New Users: the Command key is the key directly beside the spacebar (both sides); it is marked with a cloverleaf (for Command) and on Apple keyboards, an Apple Logo. Some people call it the "Apple Key", (which is not correct, but is at least descriptive). Get used to calling it the Command key, because that's what you'll find in application docs and help files.
 
#8 ·
A far more useful screen shot is the window shot, which is also built in.

Press Command-Shift-4 to get the crosshairs and then press the Spacebar. The crosshairs will become a camera and you will be able to take a shot of one window, one icon in a window, the toolbar, the dock, or one item in the dock.

--PB
 
#10 ·
Philistines...

For screen shots I either:

1. Go to OCAD. Contact one of the more gamine aspiring artists and invite them over for Barbaresco, paté and a session of "sketch my Mac"

2. Hire some CNE silouette artists. Scissors are always nice.

3. If all else fails, carry the monitor over to the photocopier...press copy.

4. Carbon paper.


Ask and ye shall receive.
 
#11 ·
Yet again, another hidden Apple gem that makes so much sense for business!

Just today I was presenting to a customer and found myself stumbling through a shareware version of "Hardcopy" for Windows XP in order to capture screenshots to disk. It makes total sense for this utility to be native to a business focused OS.

And to top it off, my customer was using W98 which meant that my USB Flashdrive required a driverthat i didn't have ..............WinBlows
 
#12 ·
it was asked:
Why would people write Programs for the stuff the OS already Does!!

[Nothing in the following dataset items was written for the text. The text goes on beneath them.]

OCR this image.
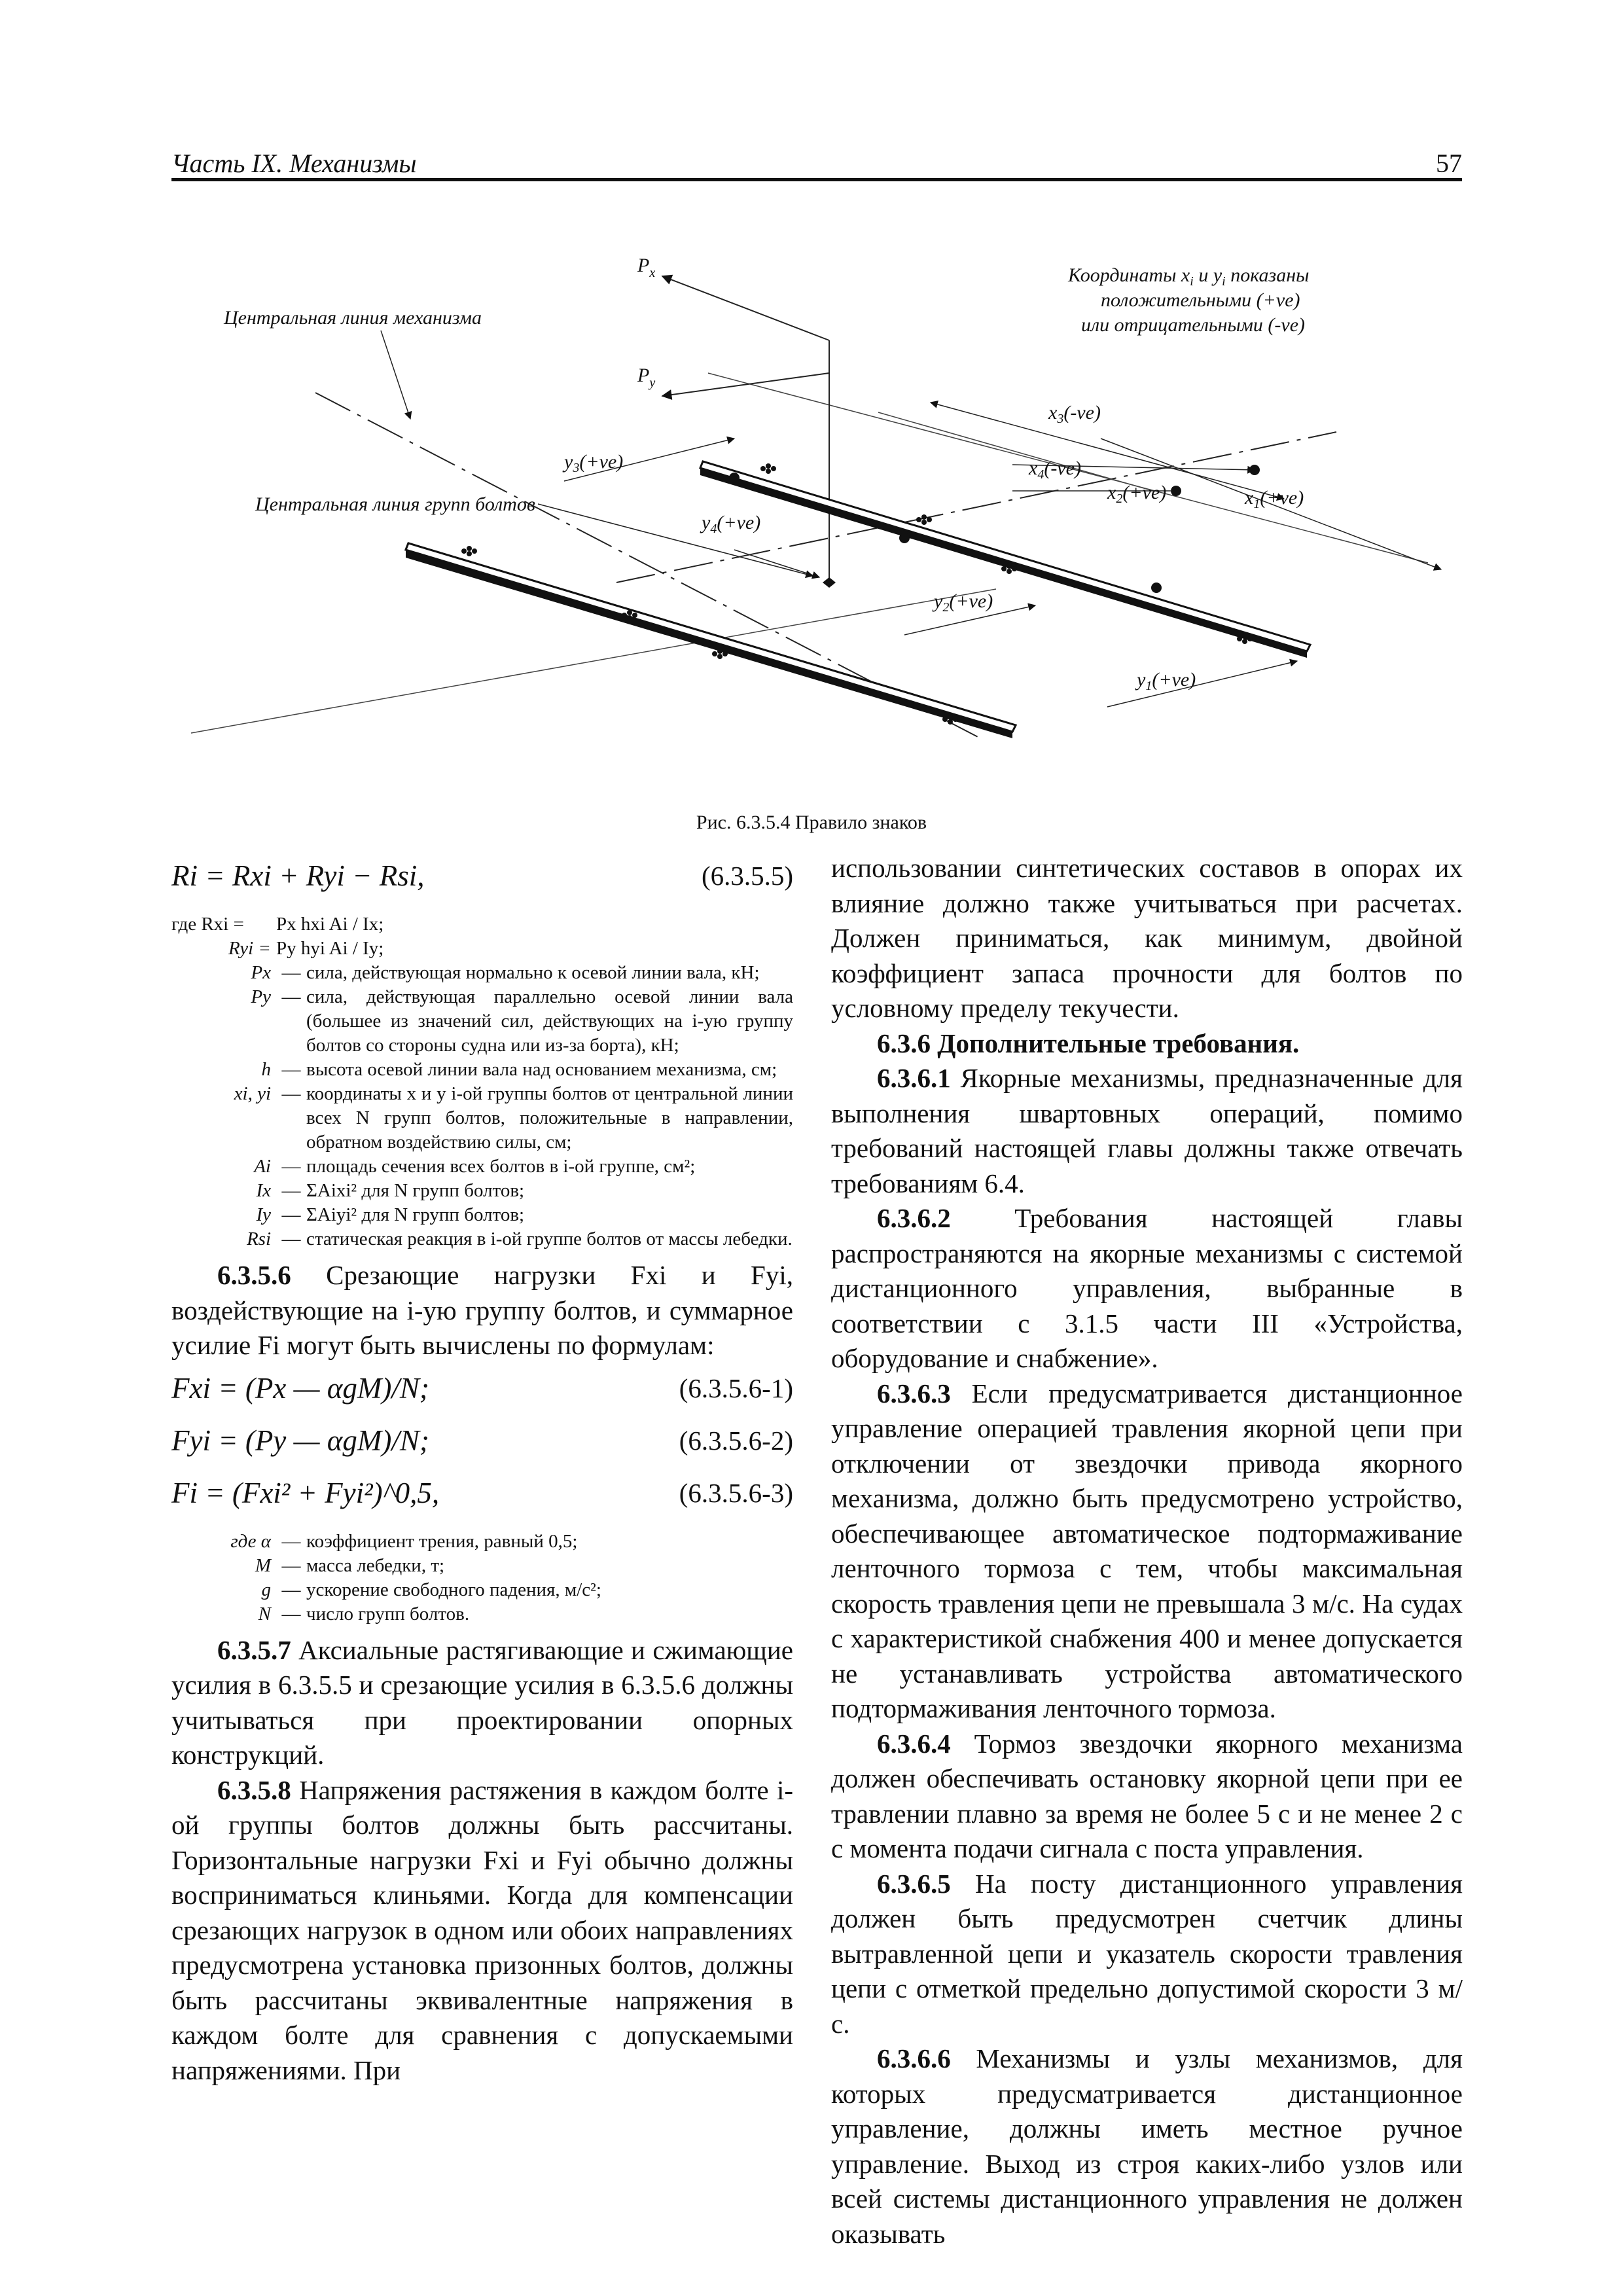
Часть IX. Механизмы	57
$P_x$
$P_y$
Центральная линия механизма
Центральная линия групп болтов
Координаты $x_i$ и $y_i$ показаны
положительными (+ve)
или отрицательными (-ve)
$x_3(-ve)$
$x_4(-ve)$
$x_2(+ve)$	$x_1(+ve)$
$y_3(+ve)$
$y_4(+ve)$
$y_2(+ve)$
$y_1(+ve)$
Рис. 6.3.5.4 Правило знаков
Ri = Rxi + Ryi − Rsi,	(6.3.5.5)
где Rxi =	Px hxi Ai / Ix;
Ryi = Py hyi Ai / Iy;
Px — сила, действующая нормально к осевой линии вала, кН;
Py — сила, действующая параллельно осевой линии вала (большее из значений сил, действующих на i-ую группу болтов со стороны судна или из-за борта), кН;
h — высота осевой линии вала над основанием механизма, см;
xi, yi — координаты x и y i-ой группы болтов от центральной линии всех N групп болтов, положительные в направлении, обратном воздействию силы, см;
Ai — площадь сечения всех болтов в i-ой группе, см²;
Ix — ΣAixi² для N групп болтов;
Iy — ΣAiyi² для N групп болтов;
Rsi — статическая реакция в i-ой группе болтов от массы лебедки.

6.3.5.6 Срезающие нагрузки Fxi и Fyi, воздействующие на i-ую группу болтов, и суммарное усилие Fi могут быть вычислены по формулам:

Fxi = (Px — αgM)/N;	(6.3.5.6-1)
Fyi = (Py — αgM)/N;	(6.3.5.6-2)
Fi = (Fxi² + Fyi²)^0,5,	(6.3.5.6-3)
где α — коэффициент трения, равный 0,5;
M — масса лебедки, т;
g — ускорение свободного падения, м/с²;
N — число групп болтов.

6.3.5.7 Аксиальные растягивающие и сжимающие усилия в 6.3.5.5 и срезающие усилия в 6.3.5.6 должны учитываться при проектировании опорных конструкций.

6.3.5.8 Напряжения растяжения в каждом болте i-ой группы болтов должны быть рассчитаны. Горизонтальные нагрузки Fxi и Fyi обычно должны восприниматься клиньями. Когда для компенсации срезающих нагрузок в одном или обоих направлениях предусмотрена установка призонных болтов, должны быть рассчитаны эквивалентные напряжения в каждом болте для сравнения с допускаемыми напряжениями. При

использовании синтетических составов в опорах их влияние должно также учитываться при расчетах. Должен приниматься, как минимум, двойной коэффициент запаса прочности для болтов по условному пределу текучести.

6.3.6 Дополнительные требования.

6.3.6.1 Якорные механизмы, предназначенные для выполнения швартовных операций, помимо требований настоящей главы должны также отвечать требованиям 6.4.

6.3.6.2 Требования настоящей главы распространяются на якорные механизмы с системой дистанционного управления, выбранные в соответствии с 3.1.5 части III «Устройства, оборудование и снабжение».

6.3.6.3 Если предусматривается дистанционное управление операцией травления якорной цепи при отключении от звездочки привода якорного механизма, должно быть предусмотрено устройство, обеспечивающее автоматическое подтормаживание ленточного тормоза с тем, чтобы максимальная скорость травления цепи не превышала 3 м/с. На судах с характеристикой снабжения 400 и менее допускается не устанавливать устройства автоматического подтормаживания ленточного тормоза.

6.3.6.4 Тормоз звездочки якорного механизма должен обеспечивать остановку якорной цепи при ее травлении плавно за время не более 5 с и не менее 2 с с момента подачи сигнала с поста управления.

6.3.6.5 На посту дистанционного управления должен быть предусмотрен счетчик длины вытравленной цепи и указатель скорости травления цепи с отметкой предельно допустимой скорости 3 м/с.

6.3.6.6 Механизмы и узлы механизмов, для которых предусматривается дистанционное управление, должны иметь местное ручное управление. Выход из строя каких-либо узлов или всей системы дистанционного управления не должен оказывать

Screen shots can be taken in the OS yes, but Snapz Pro X and other utilities like it offer more flexibility and features such as taking quicktime movies of stuff you are doing and making screens of menus a whole lot easier to take.

--PB
 
#13 ·
Just to give the Devil his due, you can take screen shots in Windoze as well - it's just clunkier. When you have the screen you want, press the "print screen" (or sometimes "prt scr") key. That puts a screen dump on the clipboard. Open a graphics program and choose Paste.

Needless to say, there are many third-party Windoze utilities that are marginally less clunky, but I have yet to see one that approaches the usefullness of the standard Mac built-in screen shot utility, let alone the more refined 3rd-party ones like Snapz Pro.

Cheers :-> Bill
 
#14 ·
" ... built into MacOS since Mulroney was Prime Minister:
Since long before that - at least the basic Command-Shift-3 worked in System 6. Possibly even farther back, but that was before my time. ..."

Brian led the Conservatives to the largest majority in Canadian History in September 1984, 8 months after the Apple Macintosh debut during the SuperBowl (January 24 1984, a glorious Oakland Raiders victory over the Washington Redskins.).

If you were an early adopter and wrote of the victory on your new Mac, you would be using System 1.1 (introduced May 5 1984). System 6 would be introduced during Brian's second term (re-elected 1988).
 
#15 ·
Brian led the Conservatives to the largest majority in Canadian History in September 1984, 8 months after the Apple Macintosh debut during the SuperBowl (January 24 1984, a glorious Oakland Raiders victory over the Washington Redskins.).
You're right. I guess it seemed more recent because, like all great disasters, it looms large in memory.